If you have a loved one in severe mental decline, you may wonder if you can take the legal responsibility of caring for your family member. If an illness or disability makes it impossible for someone to make medical care or financial decisions, state law allows for a person to step in as a guardian.
State law separates care responsibilities into two kinds of guardians. If you want to know more about these guardianships, the Maryland courts site provides explanations of their duties.
Guardian of the property
In some cases, a person has a disability that allows for some measure of independence but not enough to handle financial matters. Your relative might struggle with preparing and filing taxes, maintaining bank accounts, or paying off bills.
If a Maryland court appoints you as a guardian of the property, you take charge of financial responsibilities for your relative.
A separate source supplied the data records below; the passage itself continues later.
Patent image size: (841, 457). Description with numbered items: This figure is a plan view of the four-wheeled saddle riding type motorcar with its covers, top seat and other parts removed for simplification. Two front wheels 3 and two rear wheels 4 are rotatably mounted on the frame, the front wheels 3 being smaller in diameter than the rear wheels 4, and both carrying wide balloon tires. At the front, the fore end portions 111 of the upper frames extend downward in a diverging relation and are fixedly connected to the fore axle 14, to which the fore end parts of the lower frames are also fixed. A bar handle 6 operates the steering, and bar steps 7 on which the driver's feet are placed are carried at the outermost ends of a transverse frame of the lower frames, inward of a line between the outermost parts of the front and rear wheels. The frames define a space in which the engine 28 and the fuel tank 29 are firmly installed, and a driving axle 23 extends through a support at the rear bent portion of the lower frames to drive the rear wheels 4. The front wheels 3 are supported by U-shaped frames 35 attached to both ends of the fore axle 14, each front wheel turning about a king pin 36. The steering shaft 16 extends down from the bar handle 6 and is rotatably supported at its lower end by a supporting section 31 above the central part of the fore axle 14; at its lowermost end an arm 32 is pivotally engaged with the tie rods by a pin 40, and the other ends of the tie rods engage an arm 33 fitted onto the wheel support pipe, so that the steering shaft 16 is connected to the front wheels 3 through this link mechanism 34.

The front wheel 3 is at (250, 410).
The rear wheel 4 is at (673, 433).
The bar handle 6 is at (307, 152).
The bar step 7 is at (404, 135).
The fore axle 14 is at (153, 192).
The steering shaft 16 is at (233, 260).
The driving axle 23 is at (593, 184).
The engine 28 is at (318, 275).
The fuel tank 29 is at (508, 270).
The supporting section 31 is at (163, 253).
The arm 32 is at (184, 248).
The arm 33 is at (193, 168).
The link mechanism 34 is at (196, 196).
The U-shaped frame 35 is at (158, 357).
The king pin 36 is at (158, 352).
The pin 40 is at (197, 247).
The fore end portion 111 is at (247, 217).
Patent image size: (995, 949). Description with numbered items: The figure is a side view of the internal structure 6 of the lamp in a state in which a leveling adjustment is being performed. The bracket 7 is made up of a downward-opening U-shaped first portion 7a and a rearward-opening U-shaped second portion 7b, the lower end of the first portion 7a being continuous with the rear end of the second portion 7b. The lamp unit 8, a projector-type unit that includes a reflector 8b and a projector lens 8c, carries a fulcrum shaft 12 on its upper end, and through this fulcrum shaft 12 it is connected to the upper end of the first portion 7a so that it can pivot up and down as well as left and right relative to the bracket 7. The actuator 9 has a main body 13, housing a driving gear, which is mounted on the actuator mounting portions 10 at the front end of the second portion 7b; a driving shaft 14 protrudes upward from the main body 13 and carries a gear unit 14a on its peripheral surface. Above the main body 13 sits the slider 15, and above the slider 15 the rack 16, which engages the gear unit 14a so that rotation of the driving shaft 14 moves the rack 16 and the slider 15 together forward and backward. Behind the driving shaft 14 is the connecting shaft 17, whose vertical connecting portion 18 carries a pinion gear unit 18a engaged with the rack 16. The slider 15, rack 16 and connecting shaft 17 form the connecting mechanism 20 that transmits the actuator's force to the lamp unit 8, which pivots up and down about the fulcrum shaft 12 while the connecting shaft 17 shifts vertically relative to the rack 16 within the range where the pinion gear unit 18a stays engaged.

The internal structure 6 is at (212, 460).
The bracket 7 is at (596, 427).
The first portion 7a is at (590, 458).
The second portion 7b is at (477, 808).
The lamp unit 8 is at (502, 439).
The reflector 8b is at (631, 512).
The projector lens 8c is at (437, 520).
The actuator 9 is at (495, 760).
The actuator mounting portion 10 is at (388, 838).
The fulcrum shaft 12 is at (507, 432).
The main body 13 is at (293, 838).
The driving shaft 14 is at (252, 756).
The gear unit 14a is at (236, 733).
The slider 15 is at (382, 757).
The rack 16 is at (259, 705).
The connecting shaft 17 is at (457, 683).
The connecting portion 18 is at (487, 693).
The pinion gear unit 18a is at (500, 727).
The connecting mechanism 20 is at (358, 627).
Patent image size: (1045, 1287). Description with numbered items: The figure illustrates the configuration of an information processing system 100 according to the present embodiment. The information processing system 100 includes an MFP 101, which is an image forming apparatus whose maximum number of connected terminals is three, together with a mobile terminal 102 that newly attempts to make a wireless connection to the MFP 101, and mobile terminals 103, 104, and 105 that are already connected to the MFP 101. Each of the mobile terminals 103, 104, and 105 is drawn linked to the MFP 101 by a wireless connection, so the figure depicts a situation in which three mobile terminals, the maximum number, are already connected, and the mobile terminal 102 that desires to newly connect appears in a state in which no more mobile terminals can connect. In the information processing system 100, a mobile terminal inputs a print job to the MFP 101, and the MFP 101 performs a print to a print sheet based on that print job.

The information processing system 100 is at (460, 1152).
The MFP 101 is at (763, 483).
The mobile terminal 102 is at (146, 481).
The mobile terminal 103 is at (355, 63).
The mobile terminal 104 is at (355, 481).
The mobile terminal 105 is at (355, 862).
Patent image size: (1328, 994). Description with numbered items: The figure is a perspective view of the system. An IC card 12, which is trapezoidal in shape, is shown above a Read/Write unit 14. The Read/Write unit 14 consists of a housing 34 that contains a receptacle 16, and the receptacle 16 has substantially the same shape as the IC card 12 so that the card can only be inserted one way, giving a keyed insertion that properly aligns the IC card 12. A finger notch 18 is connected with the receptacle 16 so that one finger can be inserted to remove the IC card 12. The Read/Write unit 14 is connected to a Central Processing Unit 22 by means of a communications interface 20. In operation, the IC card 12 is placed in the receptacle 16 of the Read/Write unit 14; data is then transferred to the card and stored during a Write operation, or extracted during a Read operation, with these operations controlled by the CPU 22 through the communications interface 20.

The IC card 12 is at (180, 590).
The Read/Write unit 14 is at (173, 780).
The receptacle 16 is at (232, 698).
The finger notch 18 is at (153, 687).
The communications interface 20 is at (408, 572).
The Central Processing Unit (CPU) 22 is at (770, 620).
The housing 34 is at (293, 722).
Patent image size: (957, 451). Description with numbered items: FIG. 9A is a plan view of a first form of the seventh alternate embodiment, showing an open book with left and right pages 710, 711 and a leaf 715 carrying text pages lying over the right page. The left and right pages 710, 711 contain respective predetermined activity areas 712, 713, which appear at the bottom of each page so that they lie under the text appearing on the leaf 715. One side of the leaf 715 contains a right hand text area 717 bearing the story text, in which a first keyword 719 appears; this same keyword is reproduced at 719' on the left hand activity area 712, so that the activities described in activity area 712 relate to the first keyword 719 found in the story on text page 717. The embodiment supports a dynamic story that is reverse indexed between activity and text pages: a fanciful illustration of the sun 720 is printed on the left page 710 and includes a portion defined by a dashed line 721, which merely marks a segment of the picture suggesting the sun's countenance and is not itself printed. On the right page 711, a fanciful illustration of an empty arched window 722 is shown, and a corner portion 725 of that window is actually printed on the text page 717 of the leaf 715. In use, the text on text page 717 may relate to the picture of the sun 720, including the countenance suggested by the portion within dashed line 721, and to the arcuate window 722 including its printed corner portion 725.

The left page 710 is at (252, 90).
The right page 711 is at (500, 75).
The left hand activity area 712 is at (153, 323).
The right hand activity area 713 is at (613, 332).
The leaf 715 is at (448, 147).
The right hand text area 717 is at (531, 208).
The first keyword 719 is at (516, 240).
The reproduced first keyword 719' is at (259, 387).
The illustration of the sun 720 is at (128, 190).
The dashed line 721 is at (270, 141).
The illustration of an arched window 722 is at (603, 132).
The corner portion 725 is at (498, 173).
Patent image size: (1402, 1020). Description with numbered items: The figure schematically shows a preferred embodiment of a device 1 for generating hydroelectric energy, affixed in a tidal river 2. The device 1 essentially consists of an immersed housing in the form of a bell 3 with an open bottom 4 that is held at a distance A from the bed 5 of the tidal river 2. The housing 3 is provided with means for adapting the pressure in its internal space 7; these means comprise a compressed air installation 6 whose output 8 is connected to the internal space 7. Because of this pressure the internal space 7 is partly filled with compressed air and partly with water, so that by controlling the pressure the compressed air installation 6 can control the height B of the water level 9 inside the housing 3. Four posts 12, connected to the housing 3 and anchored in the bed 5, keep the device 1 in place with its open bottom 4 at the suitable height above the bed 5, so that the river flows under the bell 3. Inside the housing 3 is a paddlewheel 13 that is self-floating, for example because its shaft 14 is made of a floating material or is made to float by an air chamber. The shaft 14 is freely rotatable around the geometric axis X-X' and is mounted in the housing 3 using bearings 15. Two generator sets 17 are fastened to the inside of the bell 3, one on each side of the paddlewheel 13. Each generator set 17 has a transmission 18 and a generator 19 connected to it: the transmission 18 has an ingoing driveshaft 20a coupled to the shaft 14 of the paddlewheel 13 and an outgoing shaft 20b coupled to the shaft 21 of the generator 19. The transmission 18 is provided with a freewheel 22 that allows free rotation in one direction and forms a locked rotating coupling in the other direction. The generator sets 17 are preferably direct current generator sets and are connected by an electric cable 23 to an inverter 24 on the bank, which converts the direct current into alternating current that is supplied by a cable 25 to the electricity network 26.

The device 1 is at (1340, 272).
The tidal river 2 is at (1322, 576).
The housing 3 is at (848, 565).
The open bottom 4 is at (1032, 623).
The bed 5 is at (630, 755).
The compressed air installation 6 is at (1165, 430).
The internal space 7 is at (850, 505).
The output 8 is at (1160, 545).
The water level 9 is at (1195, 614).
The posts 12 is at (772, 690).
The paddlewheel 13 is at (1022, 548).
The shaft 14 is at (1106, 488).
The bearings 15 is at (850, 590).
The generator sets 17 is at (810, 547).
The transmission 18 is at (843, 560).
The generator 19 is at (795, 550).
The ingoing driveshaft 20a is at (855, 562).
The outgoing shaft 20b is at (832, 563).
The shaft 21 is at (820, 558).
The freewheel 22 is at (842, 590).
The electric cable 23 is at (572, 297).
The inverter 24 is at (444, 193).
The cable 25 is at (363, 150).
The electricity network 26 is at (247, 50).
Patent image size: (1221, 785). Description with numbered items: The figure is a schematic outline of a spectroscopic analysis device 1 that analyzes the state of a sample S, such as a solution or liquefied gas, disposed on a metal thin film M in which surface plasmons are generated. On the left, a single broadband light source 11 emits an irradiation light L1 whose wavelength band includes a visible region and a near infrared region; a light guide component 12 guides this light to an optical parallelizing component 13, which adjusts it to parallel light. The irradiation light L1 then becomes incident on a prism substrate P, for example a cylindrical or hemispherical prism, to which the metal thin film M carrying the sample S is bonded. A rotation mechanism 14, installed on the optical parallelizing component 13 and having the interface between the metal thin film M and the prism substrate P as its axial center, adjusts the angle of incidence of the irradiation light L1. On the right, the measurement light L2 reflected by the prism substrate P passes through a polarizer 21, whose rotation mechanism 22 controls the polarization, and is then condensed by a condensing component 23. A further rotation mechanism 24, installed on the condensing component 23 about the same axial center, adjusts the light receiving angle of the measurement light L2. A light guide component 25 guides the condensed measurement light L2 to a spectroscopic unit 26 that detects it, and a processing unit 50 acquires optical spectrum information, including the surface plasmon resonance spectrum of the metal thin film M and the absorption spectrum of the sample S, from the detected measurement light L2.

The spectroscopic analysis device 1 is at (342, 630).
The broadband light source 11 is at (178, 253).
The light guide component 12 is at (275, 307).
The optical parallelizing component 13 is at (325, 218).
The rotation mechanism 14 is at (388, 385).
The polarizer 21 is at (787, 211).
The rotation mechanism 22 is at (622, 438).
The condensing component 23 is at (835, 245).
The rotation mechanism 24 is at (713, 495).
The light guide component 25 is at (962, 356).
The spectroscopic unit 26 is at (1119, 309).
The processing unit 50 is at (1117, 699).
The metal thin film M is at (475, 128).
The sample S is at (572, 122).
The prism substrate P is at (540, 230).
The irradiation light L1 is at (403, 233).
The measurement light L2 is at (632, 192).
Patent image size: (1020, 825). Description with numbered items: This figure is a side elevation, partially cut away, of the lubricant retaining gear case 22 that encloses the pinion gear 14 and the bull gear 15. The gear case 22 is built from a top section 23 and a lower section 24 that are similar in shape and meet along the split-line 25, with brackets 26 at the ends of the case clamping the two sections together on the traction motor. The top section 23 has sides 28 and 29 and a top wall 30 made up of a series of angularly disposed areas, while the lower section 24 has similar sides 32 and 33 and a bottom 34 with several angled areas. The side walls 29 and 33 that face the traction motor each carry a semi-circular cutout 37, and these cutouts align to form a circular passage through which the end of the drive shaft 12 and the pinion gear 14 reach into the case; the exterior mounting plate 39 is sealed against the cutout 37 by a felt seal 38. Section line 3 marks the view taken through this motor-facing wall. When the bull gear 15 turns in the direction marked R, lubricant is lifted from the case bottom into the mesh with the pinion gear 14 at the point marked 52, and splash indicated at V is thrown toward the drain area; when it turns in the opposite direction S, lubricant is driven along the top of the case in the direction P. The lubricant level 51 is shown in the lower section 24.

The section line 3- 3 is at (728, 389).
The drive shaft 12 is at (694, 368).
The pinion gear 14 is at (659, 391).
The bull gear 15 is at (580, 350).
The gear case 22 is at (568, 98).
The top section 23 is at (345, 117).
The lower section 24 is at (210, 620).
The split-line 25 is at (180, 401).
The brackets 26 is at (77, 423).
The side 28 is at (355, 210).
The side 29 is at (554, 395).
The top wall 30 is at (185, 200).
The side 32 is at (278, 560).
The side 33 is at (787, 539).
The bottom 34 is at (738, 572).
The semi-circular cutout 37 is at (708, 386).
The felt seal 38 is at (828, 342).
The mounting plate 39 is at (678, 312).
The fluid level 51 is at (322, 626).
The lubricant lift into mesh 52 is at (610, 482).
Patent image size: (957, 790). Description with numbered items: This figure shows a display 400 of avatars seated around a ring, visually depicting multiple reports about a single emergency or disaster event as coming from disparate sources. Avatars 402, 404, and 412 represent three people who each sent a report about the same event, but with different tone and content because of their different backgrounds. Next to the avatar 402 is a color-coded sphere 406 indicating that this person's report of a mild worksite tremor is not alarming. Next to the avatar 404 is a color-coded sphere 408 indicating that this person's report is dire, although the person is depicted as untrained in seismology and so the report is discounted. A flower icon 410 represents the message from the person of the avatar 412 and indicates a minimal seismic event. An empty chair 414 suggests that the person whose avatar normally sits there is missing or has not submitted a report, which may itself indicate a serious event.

In addition to paying bills and taxes, you can also apply for government services for your loved one.
Guardian of the person
The other type of guardian maintains duties that do not involve financial matters. These include housing decisions, food, clothing, and health care. Basically, as a guardian of the person, you will take charge of meeting all the needs of your relative day by day.
State law permits different people to assume each guardianship type. You may want someone with the appropriate skills to take on one of the guardianships in your stead. However, it is possible for a single individual to take on both roles.
Additionally, there are guardianship alternatives so you do not have to limit the rights of your loved one. With some careful planning, you may preserve as much independence as possible for your relative.